The Dollar/Yen finished lower last week despite an attempt by bullish investors to trigger a breakout to the upside. The Forex pair was pressured by lower U.S. Treasury yields. They fell on flight-to-safety buying due to global equity market weakness fueled by trade war concerns. Steep losses in global equity markets also drove investors into the safe haven Japanese Yen.
The USD/JPY settled the week at 109.986, down 0.676 or -0.61%
The Bank of Japan released the minutes from its April monetary policy meeting last week. The minutes showed a lone BOJ policymaker said additional easing was needed to accelerate inflation, but most members wanted to keep monetary policy unchanged.
The minutes also showed that no board member submitted a formal proposal for additional easing at the meeting in April, although one member advocated speeding up the economy by taking additional easing measures to boost inflation expectations.
Looking ahead, the BOJ may lower its forecasts for consumer price growth at its next meeting in July but is likely to keep monetary policy on hold.
U.S. and Japanese economic data aside, USD/JPY investors are likely to focus on two markets this week for direction: U.S. equity markets and U.S. Treasurys.

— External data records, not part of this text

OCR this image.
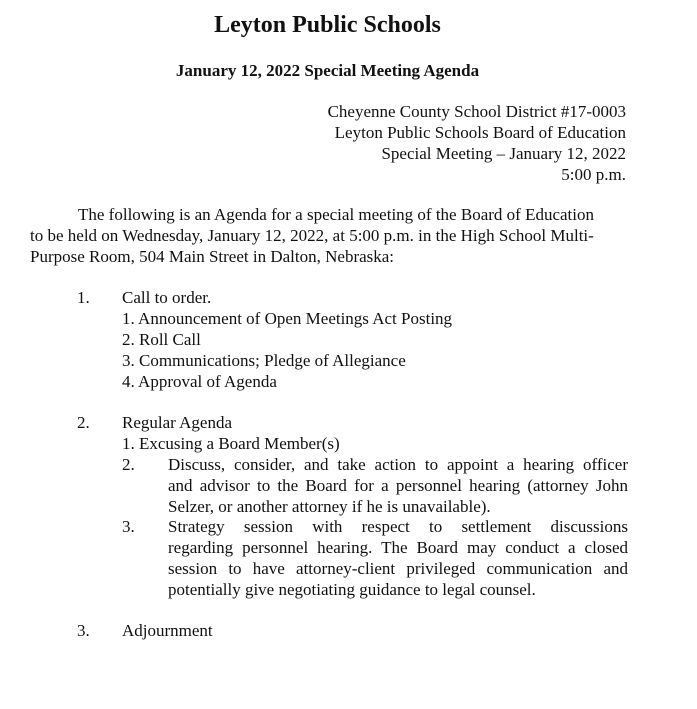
Leyton Public Schools
January 12, 2022 Special Meeting Agenda
Cheyenne County School District #17-0003
Leyton Public Schools Board of Education
Special Meeting – January 12, 2022
5:00 p.m.
The following is an Agenda for a special meeting of the Board of Education
to be held on Wednesday, January 12, 2022, at 5:00 p.m. in the High School Multi-
Purpose Room, 504 Main Street in Dalton, Nebraska:
1. Call to order.
1. Announcement of Open Meetings Act Posting
2. Roll Call
3. Communications; Pledge of Allegiance
4. Approval of Agenda
2. Regular Agenda
1. Excusing a Board Member(s)
2. Discuss, consider, and take action to appoint a hearing officer
and advisor to the Board for a personnel hearing (attorney John
Selzer, or another attorney if he is unavailable).
3. Strategy session with respect to settlement discussions
regarding personnel hearing. The Board may conduct a closed
session to have attorney-client privileged communication and
potentially give negotiating guidance to legal counsel.
3. Adjournment
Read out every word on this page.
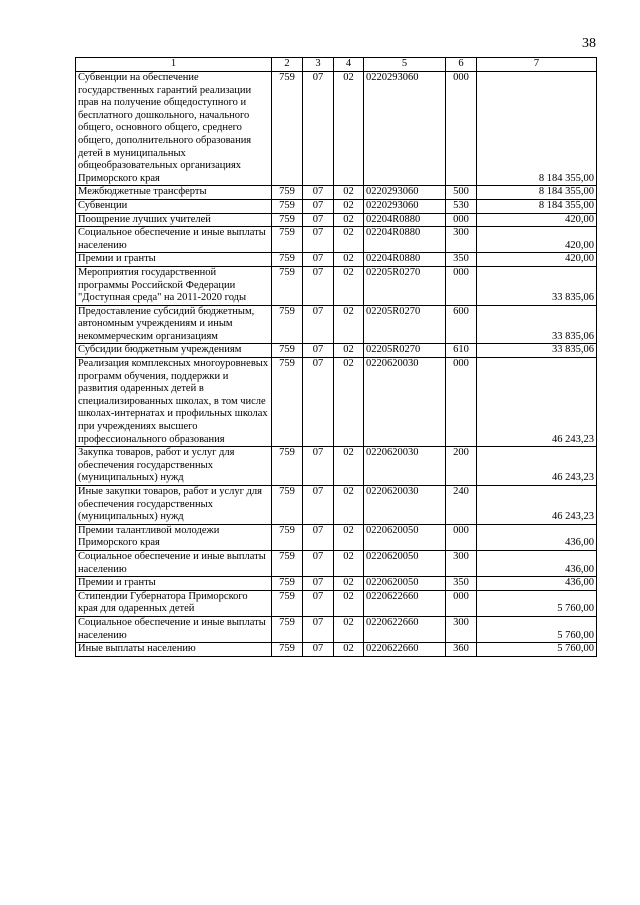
38
1	2	3	4	5	6	7
Субвенции на обеспечение государственных гарантий реализации прав на получение общедоступного и бесплатного дошкольного, начального общего, основного общего, среднего общего, дополнительного образования детей в муниципальных общеобразовательных организациях Приморского края	759	07	02	0220293060	000	8 184 355,00
Межбюджетные трансферты	759	07	02	0220293060	500	8 184 355,00
Субвенции	759	07	02	0220293060	530	8 184 355,00
Поощрение лучших учителей	759	07	02	02204R0880	000	420,00
Социальное обеспечение и иные выплаты населению	759	07	02	02204R0880	300	420,00
Премии и гранты	759	07	02	02204R0880	350	420,00
Мероприятия государственной программы Российской Федерации "Доступная среда" на 2011-2020 годы	759	07	02	02205R0270	000	33 835,06
Предоставление субсидий бюджетным, автономным учреждениям и иным некоммерческим организациям	759	07	02	02205R0270	600	33 835,06
Субсидии бюджетным учреждениям	759	07	02	02205R0270	610	33 835,06
Реализация комплексных многоуровневых программ обучения, поддержки и развития одаренных детей в специализированных школах, в том числе школах-интернатах и профильных школах при учреждениях высшего профессионального образования	759	07	02	0220620030	000	46 243,23
Закупка товаров, работ и услуг для обеспечения государственных (муниципальных) нужд	759	07	02	0220620030	200	46 243,23
Иные закупки товаров, работ и услуг для обеспечения государственных (муниципальных) нужд	759	07	02	0220620030	240	46 243,23
Премии талантливой молодежи Приморского края	759	07	02	0220620050	000	436,00
Социальное обеспечение и иные выплаты населению	759	07	02	0220620050	300	436,00
Премии и гранты	759	07	02	0220620050	350	436,00
Стипендии Губернатора Приморского края для одаренных детей	759	07	02	0220622660	000	5 760,00
Социальное обеспечение и иные выплаты населению	759	07	02	0220622660	300	5 760,00
Иные выплаты населению	759	07	02	0220622660	360	5 760,00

Long-term, the trend is bullish because of the divergence between the hawkish U.S. Federal Reserve and the dovish Bank of Japan. Over the short-run, however, investors are likely to shake up the long-term bulls a little because their concerns over a possible trade war between the United States and China are pressuring stocks and driving up demand for safe haven assets like Treasurys and the Japanese Yen.
Investors are reducing their positions in stocks and using the proceeds to pay back loans in Japanese Yen. This is known as the carry trade. Furthermore, when investors buy Treasurys for protection, this drives down yields. When yields fall, the U.S. Dollar becomes a less-desirable investment.
If the dollar happens to rise even as stocks weaken and rates drop, then this means that longer-term investors believe that a trade war will lead to increased inflation and more aggressive rate hikes by the Fed.
The conflict between short-term and long-term fundamental traders is likely to create volatility in the Dollar/Yen market this week.
There are no major reports from Japan this week. In the U.S., investors will get the opportunity to react to reports on U.S. Consumer Confidence, U.S. Durable Goods and U.S. Final GDP.